BRITAIN’S looming military intervention in Syria, the Strategic Defence and Security Review and Autumn Statement overshadowed one of David Cameron’s many pronouncements as he played the role of global statesman.
In a bylined article to preview £178bn of new defence investment, Mr Cameron wrote that Britain “will tackle the poisonous ideology of Islamist extremism and refocus our aid budget to support fragile and broken states and regions”.
Given this, and budget restraints, why does the UK still have a Department for International Development when its work, and overheads, could easily be incorporated into the Foreign Office or Ministry of Defence?

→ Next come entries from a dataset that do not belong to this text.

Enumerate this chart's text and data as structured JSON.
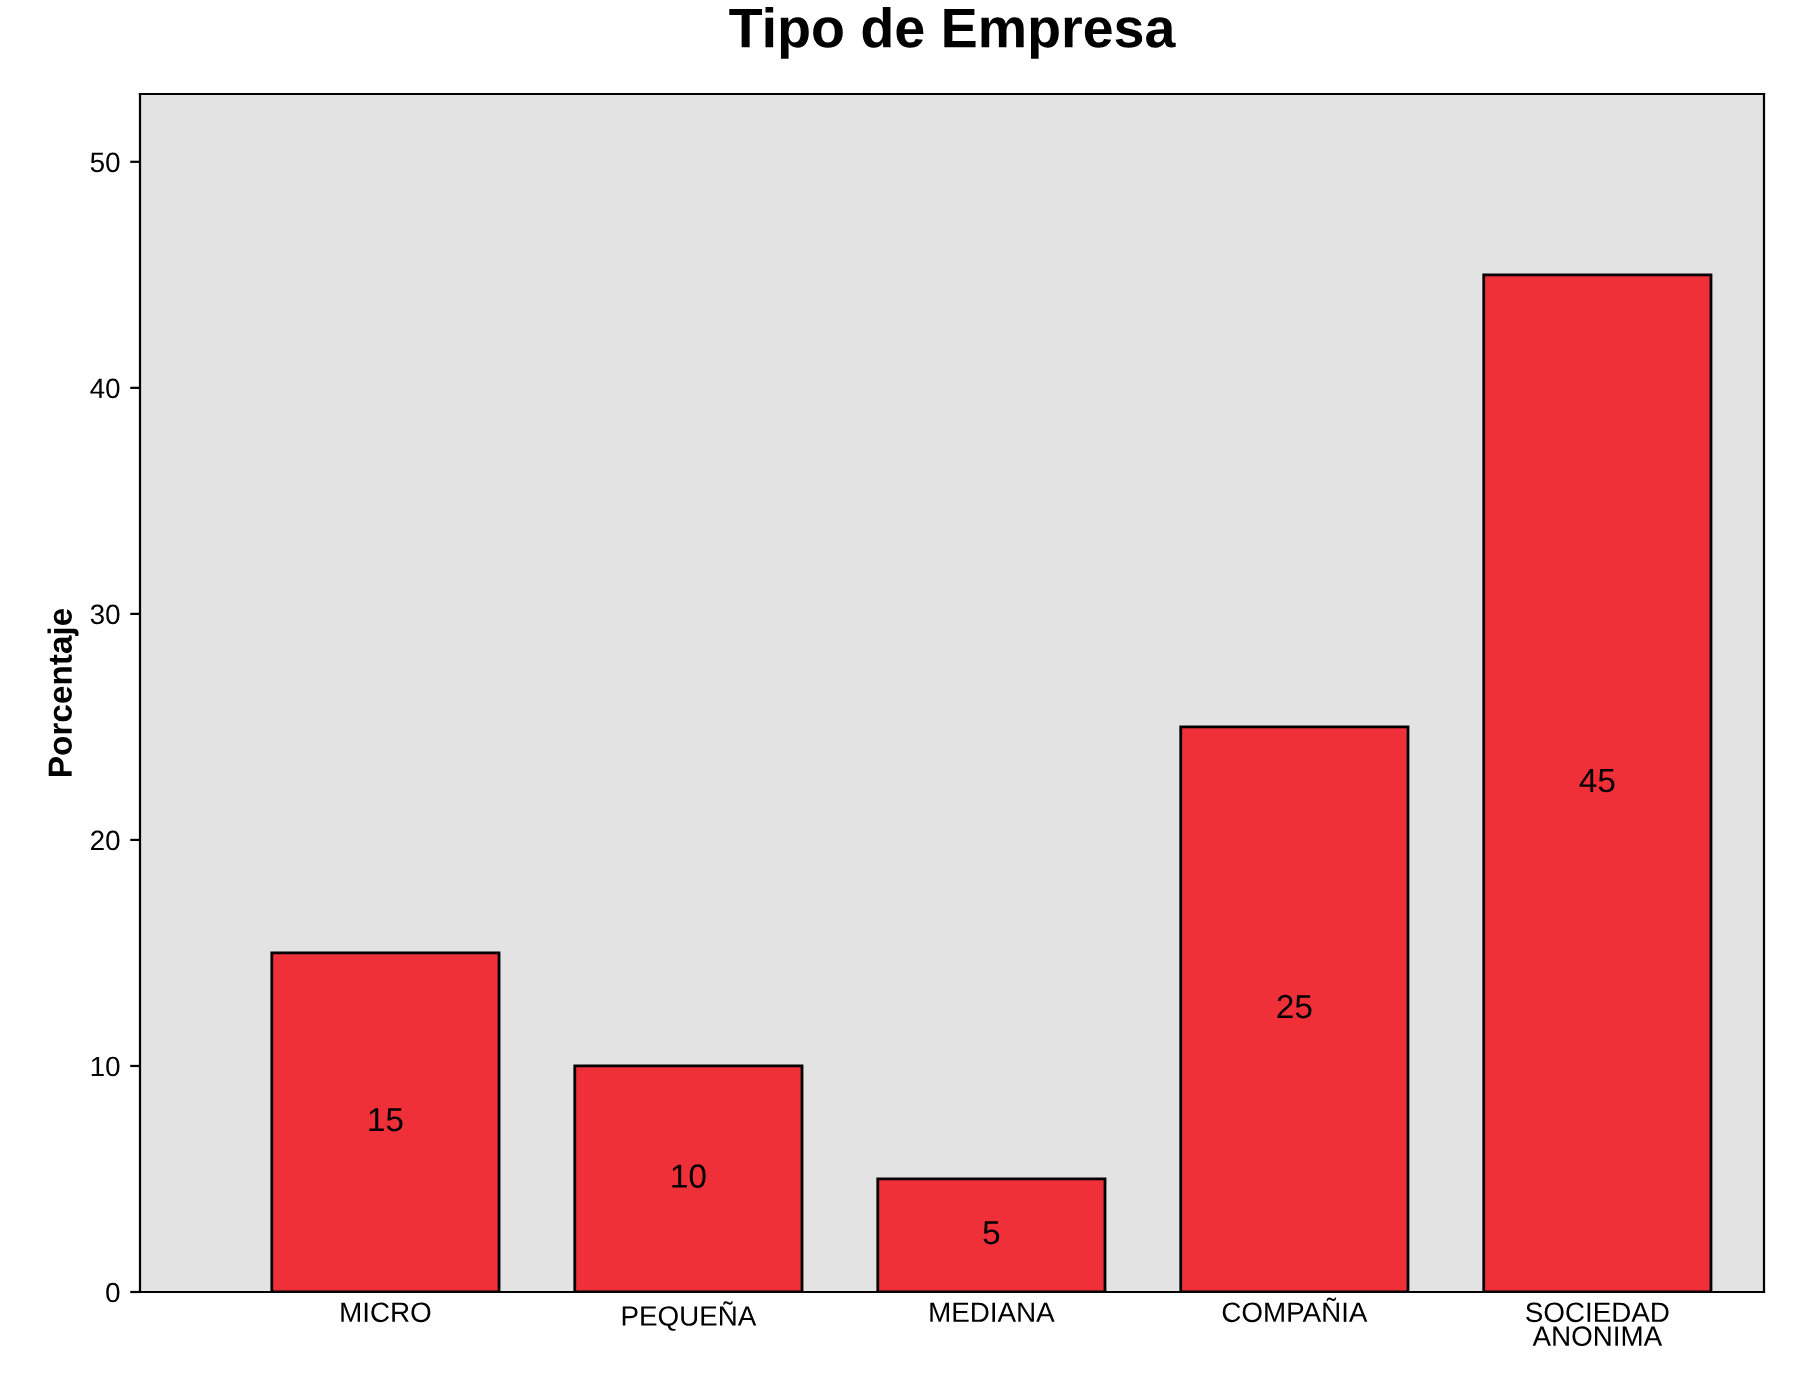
{
  "chart_data": {
    "type": "bar",
    "title": "Tipo de Empresa",
    "ylabel": "Porcentaje",
    "categories": [
      "MICRO",
      "PEQUEÑA",
      "MEDIANA",
      "COMPAÑIA",
      "SOCIEDAD\nANONIMA"
    ],
    "values": [
      15,
      10,
      5,
      25,
      45
    ],
    "color": "#ef3038",
    "ylim": [
      0,
      53
    ],
    "yticks": [
      0,
      10,
      20,
      30,
      40,
      50
    ],
    "grid": false,
    "data_labels": true
  }
}
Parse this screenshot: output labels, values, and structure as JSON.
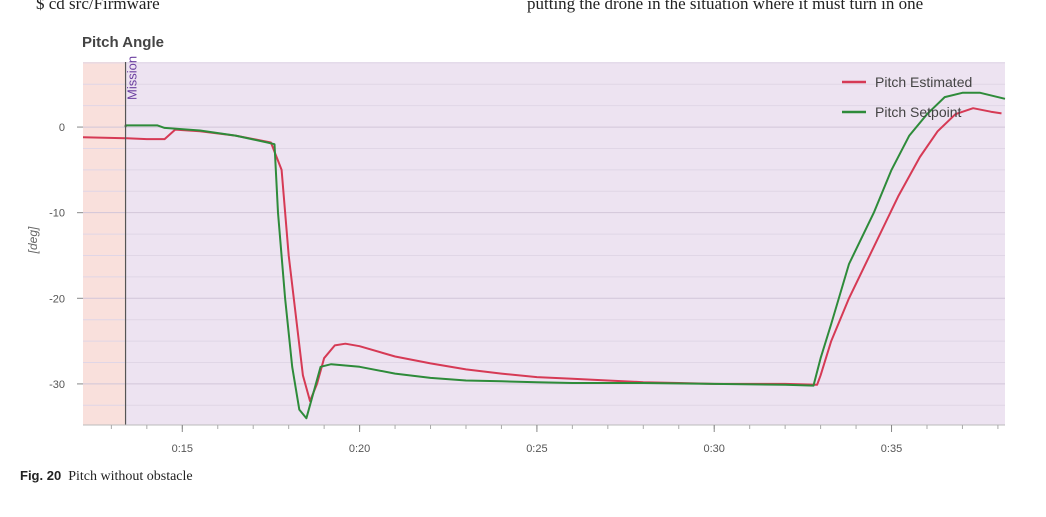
{
  "page_text": {
    "top_left": "$ cd src/Firmware",
    "top_right": "putting the drone in the situation where it must turn in one"
  },
  "caption": {
    "label": "Fig. 20",
    "text": "Pitch without obstacle"
  },
  "chart_data": {
    "type": "line",
    "title": "Pitch Angle",
    "ylabel": "[deg]",
    "xlabel": "",
    "x_unit": "seconds",
    "xlim": [
      12.2,
      38.2
    ],
    "ylim": [
      -34.8,
      7.6
    ],
    "x_ticks": [
      {
        "value": 15,
        "label": "0:15"
      },
      {
        "value": 20,
        "label": "0:20"
      },
      {
        "value": 25,
        "label": "0:25"
      },
      {
        "value": 30,
        "label": "0:30"
      },
      {
        "value": 35,
        "label": "0:35"
      }
    ],
    "y_ticks": [
      0,
      -10,
      -20,
      -30
    ],
    "grid": true,
    "legend": "top-right",
    "annotations": [
      {
        "type": "vertical-marker",
        "x": 13.4,
        "label": "Mission"
      }
    ],
    "background_regions": [
      {
        "from": 12.2,
        "to": 13.4,
        "color": "#f9e0dc"
      },
      {
        "from": 13.4,
        "to": 38.2,
        "color": "#ede3f1"
      }
    ],
    "series": [
      {
        "name": "Pitch Estimated",
        "color": "#d63a55",
        "points": [
          [
            12.2,
            -1.2
          ],
          [
            13.4,
            -1.3
          ],
          [
            14.0,
            -1.4
          ],
          [
            14.5,
            -1.4
          ],
          [
            14.8,
            -0.3
          ],
          [
            15.5,
            -0.5
          ],
          [
            16.5,
            -1.0
          ],
          [
            17.5,
            -1.8
          ],
          [
            17.8,
            -5
          ],
          [
            18.0,
            -15
          ],
          [
            18.2,
            -22
          ],
          [
            18.4,
            -29
          ],
          [
            18.6,
            -32
          ],
          [
            18.8,
            -30
          ],
          [
            19.0,
            -27
          ],
          [
            19.3,
            -25.5
          ],
          [
            19.6,
            -25.3
          ],
          [
            20.0,
            -25.6
          ],
          [
            21.0,
            -26.8
          ],
          [
            22.0,
            -27.6
          ],
          [
            23.0,
            -28.3
          ],
          [
            24.0,
            -28.8
          ],
          [
            25.0,
            -29.2
          ],
          [
            26.0,
            -29.4
          ],
          [
            27.0,
            -29.6
          ],
          [
            28.0,
            -29.8
          ],
          [
            29.0,
            -29.9
          ],
          [
            30.0,
            -30.0
          ],
          [
            31.0,
            -30.0
          ],
          [
            32.0,
            -30.0
          ],
          [
            32.9,
            -30.1
          ],
          [
            33.0,
            -29
          ],
          [
            33.3,
            -25
          ],
          [
            33.8,
            -20
          ],
          [
            34.5,
            -14
          ],
          [
            35.2,
            -8
          ],
          [
            35.8,
            -3.5
          ],
          [
            36.3,
            -0.5
          ],
          [
            36.8,
            1.5
          ],
          [
            37.3,
            2.2
          ],
          [
            37.8,
            1.8
          ],
          [
            38.1,
            1.6
          ]
        ]
      },
      {
        "name": "Pitch Setpoint",
        "color": "#2e8b3a",
        "points": [
          [
            13.4,
            0
          ],
          [
            13.4,
            0.2
          ],
          [
            14.3,
            0.2
          ],
          [
            14.5,
            -0.1
          ],
          [
            15.5,
            -0.4
          ],
          [
            16.5,
            -1.0
          ],
          [
            17.4,
            -1.8
          ],
          [
            17.6,
            -2
          ],
          [
            17.7,
            -10
          ],
          [
            17.9,
            -20
          ],
          [
            18.1,
            -28
          ],
          [
            18.3,
            -33
          ],
          [
            18.5,
            -34
          ],
          [
            18.7,
            -31
          ],
          [
            18.9,
            -28
          ],
          [
            19.2,
            -27.7
          ],
          [
            20.0,
            -28.0
          ],
          [
            21.0,
            -28.8
          ],
          [
            22.0,
            -29.3
          ],
          [
            23.0,
            -29.6
          ],
          [
            24.0,
            -29.7
          ],
          [
            25.0,
            -29.8
          ],
          [
            26.0,
            -29.9
          ],
          [
            28.0,
            -29.9
          ],
          [
            30.0,
            -30.0
          ],
          [
            32.0,
            -30.1
          ],
          [
            32.8,
            -30.2
          ],
          [
            33.0,
            -27
          ],
          [
            33.3,
            -23
          ],
          [
            33.8,
            -16
          ],
          [
            34.5,
            -10
          ],
          [
            35.0,
            -5
          ],
          [
            35.5,
            -1
          ],
          [
            36.0,
            1.5
          ],
          [
            36.5,
            3.5
          ],
          [
            37.0,
            4.0
          ],
          [
            37.5,
            4.0
          ],
          [
            38.2,
            3.3
          ]
        ]
      }
    ]
  }
}
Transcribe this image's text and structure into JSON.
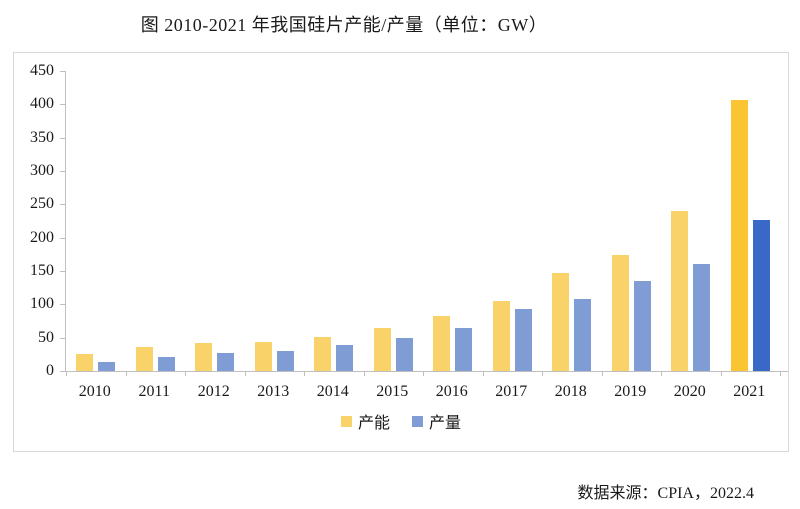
{
  "figure": {
    "title": "图 2010-2021 年我国硅片产能/产量（单位：GW）",
    "source": "数据来源：CPIA，2022.4"
  },
  "legend": {
    "capacity": "产能",
    "production": "产量"
  },
  "colors": {
    "capacity": "#F9D26A",
    "production": "#7F9CD5",
    "capacity_highlight": "#FBC433",
    "production_highlight": "#3A68C6",
    "axis": "#BFBFBF",
    "frame_border": "#D9D9D9",
    "text": "#1A1A1A"
  },
  "chart_data": {
    "type": "bar",
    "title": "图 2010-2021 年我国硅片产能/产量（单位：GW）",
    "unit": "GW",
    "categories": [
      "2010",
      "2011",
      "2012",
      "2013",
      "2014",
      "2015",
      "2016",
      "2017",
      "2018",
      "2019",
      "2020",
      "2021"
    ],
    "series": [
      {
        "name": "产能",
        "values": [
          25,
          36,
          42,
          43,
          51,
          65,
          82,
          105,
          147,
          174,
          240,
          407
        ]
      },
      {
        "name": "产量",
        "values": [
          13,
          21,
          27,
          30,
          39,
          49,
          65,
          93,
          108,
          135,
          161,
          227
        ]
      }
    ],
    "ylim": [
      0,
      450
    ],
    "yticks": [
      0,
      50,
      100,
      150,
      200,
      250,
      300,
      350,
      400,
      450
    ],
    "grid": false,
    "legend_position": "bottom",
    "highlight_category": "2021",
    "source_note": "数据来源：CPIA，2022.4"
  }
}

THOUGH Jeremy Corbyn’s ratings continue to plummet, while a succession of Labour MPs stand up in the Commons to “welcome” Tory moves on Syria or the economy, it has been a truly terrible year for Chuka Umunna – the man who wanted to be Labour leader before his aborted campaign.
Having preached loyalty when he was Ed Miliband’s business spokesman, he’s now saying that Labour MPs will have to agree to disagree with Mr Corbyn over military intervention in Syria.
Because Mr Umunna is so fond of the sound of his own voice, this future star of Labour politics is already yesterday’s man as speculation grows that the unambitious Hilary Benn, the Leeds Central MP and Shadow Foreign Secretary, will become interim leader when Mr Corbyn is ousted.
I HOPE people stop knocking Nick Robinson’s cancer-stricken croaky voice on Radio Four’s flagship current affairs programme Today – it’s just refreshing to hear constructive and challenging interviews without the need for presenters to constantly interrupt guests.
AS I become increasingly uncomfortable with online giant Amazon’s business model and modus operandi, I’ve decided to make a greater effort to support high street bookshops and the like.
I just wish they would do more to actually help customers. On phoning my local branch of Waterstones to ask whether the store would be staying open until 8pm on Thursdays in the run-up to Christmas, I was told: “I don’t know.”
It makes you ask whether such stores deserve to stay in business if they cannot provide basic customer service at the busiest time of the year.
SIR Alex Ferguson made a profound point – he believes one of the catalysts for Manchester’s regeneration was the renaissance of the city’s two football teams because on-the-field success helps improve the morale, and performance, of fans. Please take note Massimo Cellino and Leeds Council... just think of the opportunities if Leeds United was not such a basket case.
YOU have to admire George Osborne as a political tactician – the Chancellor knows the North holds the key to his future place in history and he used the Autumn Statement to promise to bring rugby league’s World Cup back to these parts in 2021.
Given the next tournament is in Australia and New Zealand, the only other global powers when it comes to the 13-a-side game, it’s a win-win for the sport and for Mr Osborne who is determined, if he becomes Prime Minister, to win a general election in his own right – and unlike his one-time rival Gordon Brown in 2010.
MY acquaintance Gavin Sheehan, a Cheltenham Festival-winning jockey, enjoyed a success the other day on a horse called Big Society who showed great resolution. It’s just a shame that the same cannot be said of David Cameron’s well-intended policy by this name which fell at the first fence because of a lack of willpower.